Maladie cardiaque
Coeur : la sérotonine pourrait abîmer la valve mitrale
La sérotonine pourrait impacter la valve mitrale du cœur et potentiellement accélérer le développement d’une maladie appelée insuffisance mitrale.
L’insuffisance mitrale, aussi nommée régurgitation mitrale dégénérative (RMD), est l'une des formes les plus courantes de maladie des valves cardiaques. Elle se caractérise par une déformation de la valve du cœur qui l'empêche de se fermer complètement. Ce qui entraîne un reflux du sang, perturbant la circulation sanguine.
Des chercheurs de l’université Columbia, en partenariat avec les équipes de l'hôpital pour enfant de Philadelphie, de l’université de Pennsylvanie et du Valley Hospital Heart Institute, ont découvert un lien entre la sérotonine et cette pathologie cardiaque.
Insuffisance mitrale : la sérotonine peut aggraver la maladie
Pour cette étude, les dossiers médicaux de plus de 9.000 malades ayant eu une opération du cœur en raison d’une insuffisance mitrale ont été analysés. Par ailleurs, les chercheurs ont étudié 100 biopsies de valve mitrale.
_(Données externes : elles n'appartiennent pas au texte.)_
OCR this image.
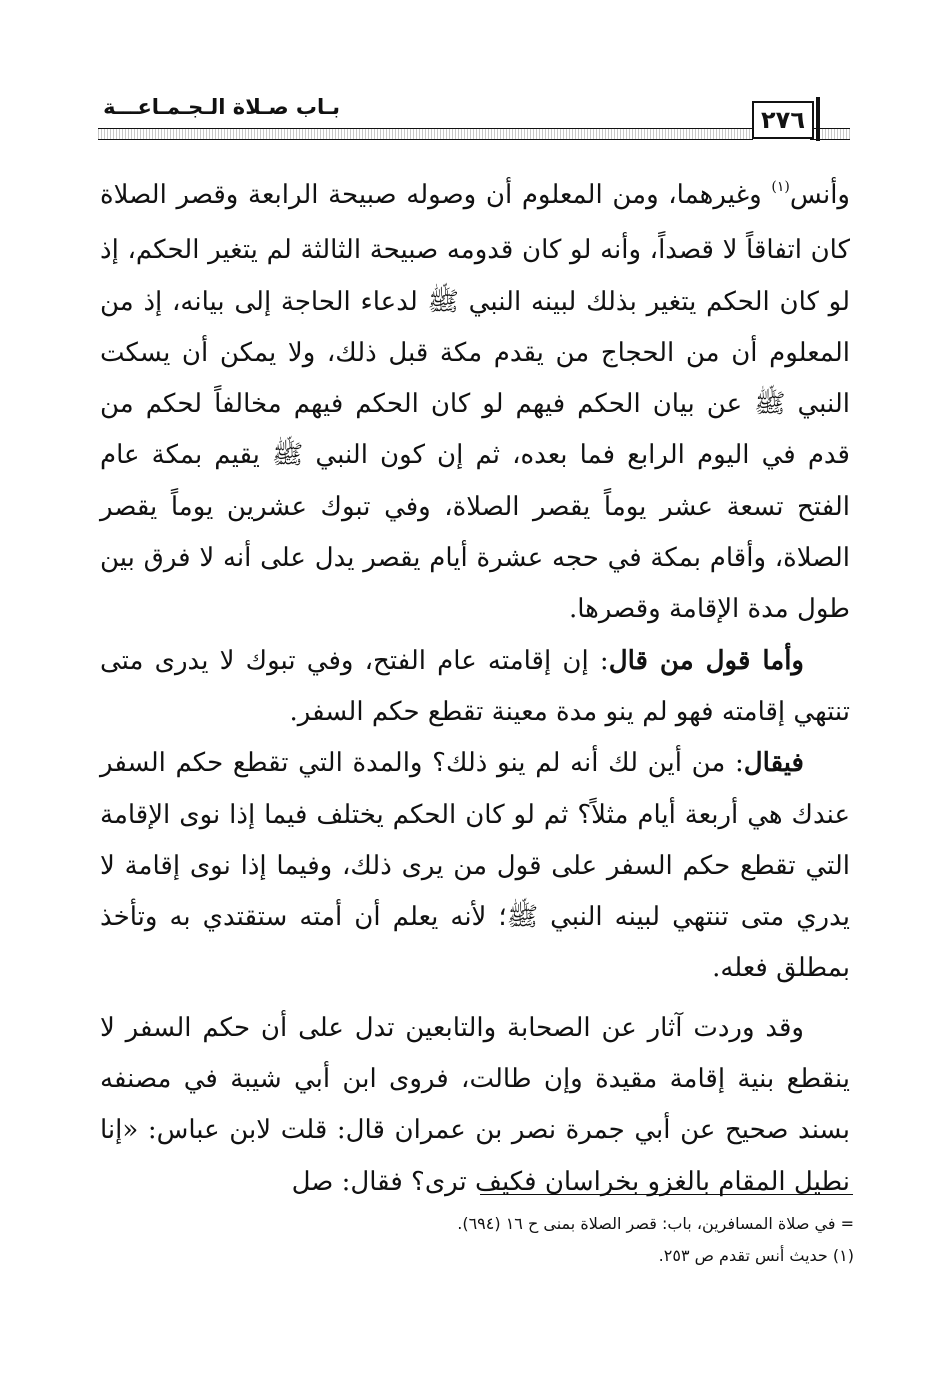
بـاب صـلاة الـجـمـاعـــة	٢٧٦

وأنس$^{(١)}$ وغيرهما، ومن المعلوم أن وصوله صبيحة الرابعة وقصر الصلاة كان اتفاقاً لا قصداً، وأنه لو كان قدومه صبيحة الثالثة لم يتغير الحكم، إذ لو كان الحكم يتغير بذلك لبينه النبي ﷺ لدعاء الحاجة إلى بيانه، إذ من المعلوم أن من الحجاج من يقدم مكة قبل ذلك، ولا يمكن أن يسكت النبي ﷺ عن بيان الحكم فيهم لو كان الحكم فيهم مخالفاً لحكم من قدم في اليوم الرابع فما بعده، ثم إن كون النبي ﷺ يقيم بمكة عام الفتح تسعة عشر يوماً يقصر الصلاة، وفي تبوك عشرين يوماً يقصر الصلاة، وأقام بمكة في حجه عشرة أيام يقصر يدل على أنه لا فرق بين طول مدة الإقامة وقصرها.

وأما قول من قال: إن إقامته عام الفتح، وفي تبوك لا يدرى متى تنتهي إقامته فهو لم ينو مدة معينة تقطع حكم السفر.

فيقال: من أين لك أنه لم ينو ذلك؟ والمدة التي تقطع حكم السفر عندك هي أربعة أيام مثلاً؟ ثم لو كان الحكم يختلف فيما إذا نوى الإقامة التي تقطع حكم السفر على قول من يرى ذلك، وفيما إذا نوى إقامة لا يدري متى تنتهي لبينه النبي ﷺ؛ لأنه يعلم أن أمته ستقتدي به وتأخذ بمطلق فعله.

وقد وردت آثار عن الصحابة والتابعين تدل على أن حكم السفر لا ينقطع بنية إقامة مقيدة وإن طالت، فروى ابن أبي شيبة في مصنفه بسند صحيح عن أبي جمرة نصر بن عمران قال: قلت لابن عباس: «إنا نطيل المقام بالغزو بخراسان فكيف ترى؟ فقال: صل

= في صلاة المسافرين، باب: قصر الصلاة بمنى ح ١٦ (٦٩٤).
(١) حديث أنس تقدم ص ٢٥٣.
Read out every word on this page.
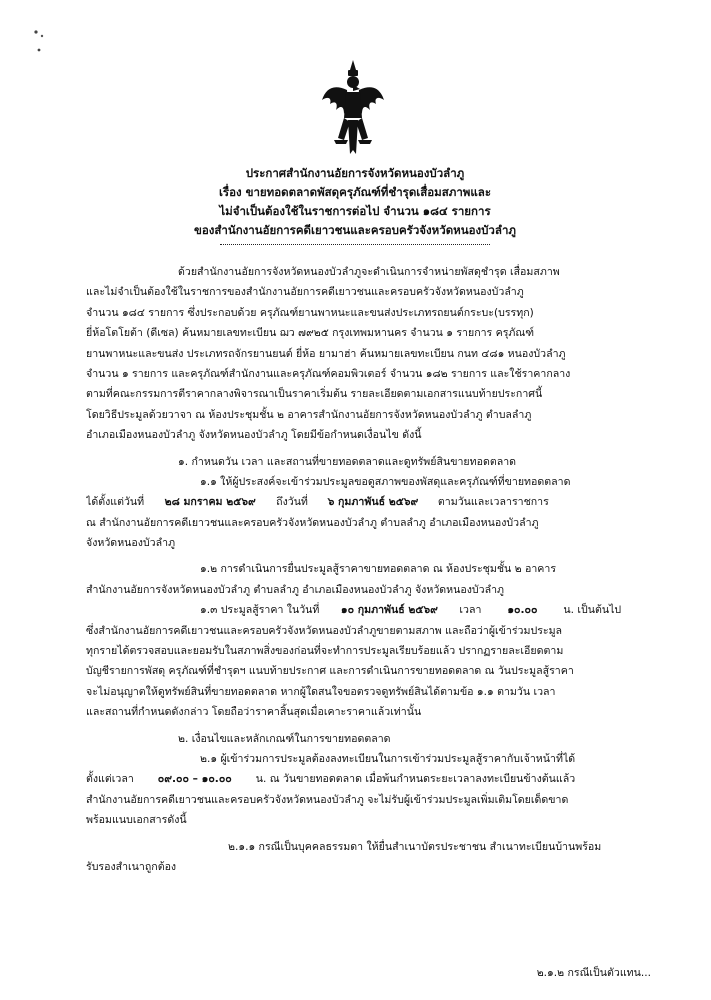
ประกาศสำนักงานอัยการจังหวัดหนองบัวลำภู
เรื่อง ขายทอดตลาดพัสดุครุภัณฑ์ที่ชำรุดเสื่อมสภาพและ
ไม่จำเป็นต้องใช้ในราชการต่อไป จำนวน ๑๘๔ รายการ
ของสำนักงานอัยการคดีเยาวชนและครอบครัวจังหวัดหนองบัวลำภู
ด้วยสำนักงานอัยการจังหวัดหนองบัวลำภูจะดำเนินการจำหน่ายพัสดุชำรุด เสื่อมสภาพ
และไม่จำเป็นต้องใช้ในราชการของสำนักงานอัยการคดีเยาวชนและครอบครัวจังหวัดหนองบัวลำภู
จำนวน ๑๘๔ รายการ ซึ่งประกอบด้วย ครุภัณฑ์ยานพาหนะและขนส่งประเภทรถยนต์กระบะ(บรรทุก)
ยี่ห้อโตโยต้า (ดีเซล) ค้นหมายเลขทะเบียน ฌว ๗๙๒๕ กรุงเทพมหานคร จำนวน ๑ รายการ ครุภัณฑ์
ยานพาหนะและขนส่ง ประเภทรถจักรยานยนต์ ยี่ห้อ ยามาฮ่า ค้นหมายเลขทะเบียน กนท ๔๘๑ หนองบัวลำภู
จำนวน ๑ รายการ และครุภัณฑ์สำนักงานและครุภัณฑ์คอมพิวเตอร์ จำนวน ๑๘๒ รายการ และใช้ราคากลาง
ตามที่คณะกรรมการตีราคากลางพิจารณาเป็นราคาเริ่มต้น รายละเอียดตามเอกสารแนบท้ายประกาศนี้
โดยวิธีประมูลด้วยวาจา ณ ห้องประชุมชั้น ๒ อาคารสำนักงานอัยการจังหวัดหนองบัวลำภู ตำบลลำภู
อำเภอเมืองหนองบัวลำภู จังหวัดหนองบัวลำภู โดยมีข้อกำหนดเงื่อนไข ดังนี้
๑. กำหนดวัน เวลา และสถานที่ขายทอดตลาดและดูทรัพย์สินขายทอดตลาด
๑.๑ ให้ผู้ประสงค์จะเข้าร่วมประมูลขอดูสภาพของพัสดุและครุภัณฑ์ที่ขายทอดตลาด
ได้ตั้งแต่วันที่ ๒๘ มกราคม ๒๕๖๙ ถึงวันที่ ๖ กุมภาพันธ์ ๒๕๖๙ ตามวันและเวลาราชการ
ณ สำนักงานอัยการคดีเยาวชนและครอบครัวจังหวัดหนองบัวลำภู ตำบลลำภู อำเภอเมืองหนองบัวลำภู
จังหวัดหนองบัวลำภู
๑.๒ การดำเนินการยื่นประมูลสู้ราคาขายทอดตลาด ณ ห้องประชุมชั้น ๒ อาคาร
สำนักงานอัยการจังหวัดหนองบัวลำภู ตำบลลำภู อำเภอเมืองหนองบัวลำภู จังหวัดหนองบัวลำภู
๑.๓ ประมูลสู้ราคา ในวันที่ ๑๐ กุมภาพันธ์ ๒๕๖๙ เวลา ๑๐.๐๐ น. เป็นต้นไป
ซึ่งสำนักงานอัยการคดีเยาวชนและครอบครัวจังหวัดหนองบัวลำภูขายตามสภาพ และถือว่าผู้เข้าร่วมประมูล
ทุกรายได้ตรวจสอบและยอมรับในสภาพสิ่งของก่อนที่จะทำการประมูลเรียบร้อยแล้ว ปรากฏรายละเอียดตาม
บัญชีรายการพัสดุ ครุภัณฑ์ที่ชำรุดฯ แนบท้ายประกาศ และการดำเนินการขายทอดตลาด ณ วันประมูลสู้ราคา
จะไม่อนุญาตให้ดูทรัพย์สินที่ขายทอดตลาด หากผู้ใดสนใจขอตรวจดูทรัพย์สินได้ตามข้อ ๑.๑ ตามวัน เวลา
และสถานที่กำหนดดังกล่าว โดยถือว่าราคาสิ้นสุดเมื่อเคาะราคาแล้วเท่านั้น
๒. เงื่อนไขและหลักเกณฑ์ในการขายทอดตลาด
๒.๑ ผู้เข้าร่วมการประมูลต้องลงทะเบียนในการเข้าร่วมประมูลสู้ราคากับเจ้าหน้าที่ได้
ตั้งแต่เวลา ๐๙.๐๐ – ๑๐.๐๐ น. ณ วันขายทอดตลาด เมื่อพ้นกำหนดระยะเวลาลงทะเบียนข้างต้นแล้ว
สำนักงานอัยการคดีเยาวชนและครอบครัวจังหวัดหนองบัวลำภู จะไม่รับผู้เข้าร่วมประมูลเพิ่มเติมโดยเด็ดขาด
พร้อมแนบเอกสารดังนี้
๒.๑.๑ กรณีเป็นบุคคลธรรมดา ให้ยื่นสำเนาบัตรประชาชน สำเนาทะเบียนบ้านพร้อม
รับรองสำเนาถูกต้อง
๒.๑.๒ กรณีเป็นตัวแทน...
"En étudiant les données de ces patients, nous avons constaté que la prise d'un Inhibiteur sélectif de la recapture de la sérotonine (ISRS, antidépresseurs augmentant le taux de sérotonine) était associée à une régurgitation mitrale sévère qui devait être traitée par chirurgie à un plus jeune âge que pour les patients ne prenant pas d'ISRS", explique le Pr Giovanni Ferrari de l’université de Columbia, auteur de l’étude.
Les chercheurs ont également étudié des souris transgéniques dépourvues du gène SERT (gène qui affecte l'activité du transporteur de la sérotonine) et ayant donc des taux élevés de sérotonine. Ils ont aussi observé des rongeurs recevant des doses importantes d’antidépresseurs.
Ils ont découvert que les animaux sans gène SERT développaient des valves mitrales plus épaisses. Il en était de même pour ceux traités avec des ISRS.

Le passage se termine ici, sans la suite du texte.